WasteWizard is an AI consumer app that aims to tackle the critical issue of waste mismanagement by leveraging computer vision technology for automated waste classification and sorting. With the US recycling rate at just 32% (EPA 2018), optimizing waste sorting is urgent. Ultimately, this innovation promises to empower users with clear waste sorting guidance, enhance recycling efficiency, decrease landfill overflow, and mitigate environmental hazards associated with improper waste disposal.
A computer vision model that categorizes waste into 26 sub-categories of recyclables, e-waste, and hazardous materials
A UI for users to upload images and receive information on their appropriate waste categories and disposal methods
User analytics that describe recycling history, statistics, and tips
Facilitate an increase in the number of households and commercial properties who participate in waste sorting and improve accuracy of sorting.
73% of US households have recycling access but only 43% of households recycle
Make waste sorting machines more accurate and efficient, allowing workers to step away from manual sorting.
There are 300 MRFs in the US with over 9,000 workers perform manual sorting
Reduce the amount of waste going to landfills, and better the environment by prioritizing material reuse.

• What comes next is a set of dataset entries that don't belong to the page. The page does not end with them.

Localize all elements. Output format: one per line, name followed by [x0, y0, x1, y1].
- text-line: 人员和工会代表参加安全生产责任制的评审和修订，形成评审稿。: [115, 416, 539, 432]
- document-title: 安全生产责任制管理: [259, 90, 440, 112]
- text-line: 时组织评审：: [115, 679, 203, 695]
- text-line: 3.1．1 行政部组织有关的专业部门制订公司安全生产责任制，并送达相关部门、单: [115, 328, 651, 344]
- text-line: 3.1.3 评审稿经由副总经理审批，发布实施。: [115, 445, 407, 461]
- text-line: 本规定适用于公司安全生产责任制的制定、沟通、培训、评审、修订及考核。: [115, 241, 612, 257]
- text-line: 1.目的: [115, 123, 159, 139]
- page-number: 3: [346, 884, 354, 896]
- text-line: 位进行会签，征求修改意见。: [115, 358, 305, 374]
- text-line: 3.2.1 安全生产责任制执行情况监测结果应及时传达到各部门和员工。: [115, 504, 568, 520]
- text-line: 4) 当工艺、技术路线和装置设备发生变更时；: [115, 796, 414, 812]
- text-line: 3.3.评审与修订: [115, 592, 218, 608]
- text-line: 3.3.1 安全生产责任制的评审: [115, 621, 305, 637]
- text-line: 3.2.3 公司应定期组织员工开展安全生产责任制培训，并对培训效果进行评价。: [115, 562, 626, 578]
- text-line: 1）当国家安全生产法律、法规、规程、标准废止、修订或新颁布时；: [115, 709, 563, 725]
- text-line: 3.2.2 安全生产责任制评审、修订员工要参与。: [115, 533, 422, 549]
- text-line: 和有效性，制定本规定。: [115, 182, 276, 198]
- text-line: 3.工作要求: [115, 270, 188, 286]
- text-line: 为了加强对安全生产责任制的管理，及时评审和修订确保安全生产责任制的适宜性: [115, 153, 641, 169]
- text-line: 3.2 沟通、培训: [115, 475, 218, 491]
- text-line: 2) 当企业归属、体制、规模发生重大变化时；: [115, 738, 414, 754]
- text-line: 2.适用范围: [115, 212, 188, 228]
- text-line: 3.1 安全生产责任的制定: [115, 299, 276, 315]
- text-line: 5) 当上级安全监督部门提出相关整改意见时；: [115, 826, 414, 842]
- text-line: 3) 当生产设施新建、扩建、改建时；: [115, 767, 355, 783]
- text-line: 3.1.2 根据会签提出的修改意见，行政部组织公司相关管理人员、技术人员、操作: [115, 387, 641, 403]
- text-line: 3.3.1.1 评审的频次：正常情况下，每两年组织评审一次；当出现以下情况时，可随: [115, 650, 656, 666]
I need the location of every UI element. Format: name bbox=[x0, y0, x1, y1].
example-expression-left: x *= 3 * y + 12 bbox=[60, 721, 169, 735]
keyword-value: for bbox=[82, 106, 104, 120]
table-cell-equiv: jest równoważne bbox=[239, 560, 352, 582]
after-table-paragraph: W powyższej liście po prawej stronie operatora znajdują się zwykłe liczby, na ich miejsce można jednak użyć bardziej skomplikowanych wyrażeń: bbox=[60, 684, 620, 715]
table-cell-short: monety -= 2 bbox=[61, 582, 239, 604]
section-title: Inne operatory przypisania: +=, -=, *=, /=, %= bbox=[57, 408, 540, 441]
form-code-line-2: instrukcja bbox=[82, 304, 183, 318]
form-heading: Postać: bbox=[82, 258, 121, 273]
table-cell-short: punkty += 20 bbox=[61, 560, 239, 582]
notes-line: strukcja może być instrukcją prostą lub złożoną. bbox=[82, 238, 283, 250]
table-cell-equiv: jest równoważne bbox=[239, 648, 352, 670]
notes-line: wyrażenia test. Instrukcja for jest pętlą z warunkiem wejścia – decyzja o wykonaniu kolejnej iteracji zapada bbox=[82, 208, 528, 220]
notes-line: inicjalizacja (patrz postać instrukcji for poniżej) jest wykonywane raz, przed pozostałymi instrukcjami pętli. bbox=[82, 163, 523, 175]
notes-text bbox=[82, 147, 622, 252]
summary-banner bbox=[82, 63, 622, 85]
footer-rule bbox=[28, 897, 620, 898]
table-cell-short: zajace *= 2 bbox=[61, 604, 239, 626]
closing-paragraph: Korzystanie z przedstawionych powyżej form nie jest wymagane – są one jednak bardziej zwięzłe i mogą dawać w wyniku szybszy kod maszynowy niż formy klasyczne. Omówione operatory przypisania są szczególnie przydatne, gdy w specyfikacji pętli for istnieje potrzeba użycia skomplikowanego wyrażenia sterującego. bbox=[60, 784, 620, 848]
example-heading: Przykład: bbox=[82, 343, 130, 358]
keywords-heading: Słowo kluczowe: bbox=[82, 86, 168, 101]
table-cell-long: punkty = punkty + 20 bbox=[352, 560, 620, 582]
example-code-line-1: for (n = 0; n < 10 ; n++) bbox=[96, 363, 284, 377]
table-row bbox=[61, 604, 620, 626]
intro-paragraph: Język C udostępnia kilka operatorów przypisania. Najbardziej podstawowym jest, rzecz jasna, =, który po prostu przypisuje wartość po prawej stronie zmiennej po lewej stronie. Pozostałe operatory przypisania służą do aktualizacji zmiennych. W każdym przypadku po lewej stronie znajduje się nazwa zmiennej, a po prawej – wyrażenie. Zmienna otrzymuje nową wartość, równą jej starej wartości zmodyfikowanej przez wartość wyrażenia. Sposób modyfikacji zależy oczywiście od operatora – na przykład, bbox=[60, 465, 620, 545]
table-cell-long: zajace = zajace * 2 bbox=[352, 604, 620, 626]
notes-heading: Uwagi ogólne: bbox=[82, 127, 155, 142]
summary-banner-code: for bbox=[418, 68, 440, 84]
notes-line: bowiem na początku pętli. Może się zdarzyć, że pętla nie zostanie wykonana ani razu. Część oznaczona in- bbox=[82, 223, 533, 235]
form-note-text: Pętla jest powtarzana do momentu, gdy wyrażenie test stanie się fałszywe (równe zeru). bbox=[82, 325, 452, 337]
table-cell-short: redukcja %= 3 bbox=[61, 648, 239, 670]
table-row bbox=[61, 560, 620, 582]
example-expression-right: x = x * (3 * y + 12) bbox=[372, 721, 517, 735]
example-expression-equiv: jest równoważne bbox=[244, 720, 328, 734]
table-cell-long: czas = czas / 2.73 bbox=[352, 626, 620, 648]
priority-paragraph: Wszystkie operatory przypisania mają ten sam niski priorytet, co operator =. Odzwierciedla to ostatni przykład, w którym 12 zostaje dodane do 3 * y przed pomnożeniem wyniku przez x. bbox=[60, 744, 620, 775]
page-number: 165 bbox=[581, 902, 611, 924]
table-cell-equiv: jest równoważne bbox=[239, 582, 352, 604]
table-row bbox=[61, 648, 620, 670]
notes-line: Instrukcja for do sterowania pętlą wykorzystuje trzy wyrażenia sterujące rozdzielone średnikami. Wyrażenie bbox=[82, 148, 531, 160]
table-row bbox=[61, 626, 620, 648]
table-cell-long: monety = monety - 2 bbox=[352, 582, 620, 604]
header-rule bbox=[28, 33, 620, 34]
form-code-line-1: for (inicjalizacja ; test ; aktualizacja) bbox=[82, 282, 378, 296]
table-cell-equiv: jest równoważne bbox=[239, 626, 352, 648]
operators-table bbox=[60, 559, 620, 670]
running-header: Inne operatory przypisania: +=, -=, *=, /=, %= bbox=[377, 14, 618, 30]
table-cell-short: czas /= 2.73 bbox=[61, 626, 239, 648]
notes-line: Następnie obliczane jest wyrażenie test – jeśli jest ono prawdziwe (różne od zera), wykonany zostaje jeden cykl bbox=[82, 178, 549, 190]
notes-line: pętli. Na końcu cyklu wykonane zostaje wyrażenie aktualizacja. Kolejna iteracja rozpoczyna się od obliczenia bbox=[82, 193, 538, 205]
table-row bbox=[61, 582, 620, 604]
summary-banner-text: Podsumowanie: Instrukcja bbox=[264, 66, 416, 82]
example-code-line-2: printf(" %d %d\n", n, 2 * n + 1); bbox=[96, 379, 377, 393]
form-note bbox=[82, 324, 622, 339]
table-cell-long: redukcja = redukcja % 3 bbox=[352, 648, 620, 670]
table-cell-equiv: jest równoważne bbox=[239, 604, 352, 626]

We send ~140 million tons of waste to landfills annually, but ~80% of items buried in landfills could have been recycled
WasteWizard's computer vision model involves a comprehensive collection of waste images sourced from TrashBox and Kaggle waste datasets. These images are utilized to train our model, enabling accurate categorization into 8 main waste categories and 26 subcategories. Our machine learning model predicts the presence of all classes and employ a final conditional statement to determine recyclability. This classification forms the basis for providing users with precise disposal methods.
Our user interface offers a seamless experience, allowing users to log in, upload photos, and view results effortlessly. With features like drag-and-drop functionality and image upload guidelines, users can ensure optimal model performance. Results are displayed on the Results page, complete with classification outcomes and recycling tips, while the Learning Center tab provides comprehensive guidance on waste disposal and management.
Our solution harnesses a variety of tools and libraries, including AWS services like EC2 and SageMaker, Python with PyTorch and TensorFlow, and essential packages like Scikit-learn and NumPy, ensuring comprehensive support for waste sorting AI application development. Through experimentation, we optimized model performance using techniques like class weight adjustment, regularization, and hyperparameter tuning, bolstered by transfer learning and ensembling methods for enhanced efficiency and accuracy.
Our architecture seamlessly integrates user interactions via UI, leveraging Amazon S3 for file storage and AWS Lambda for event-triggered EC2 instance execution, resulting in efficient model processing. The outcomes are stored in AWS DynamoDB via AWS AppSync, enabling quick access and delivery of results to the user's browser for interactive exploration.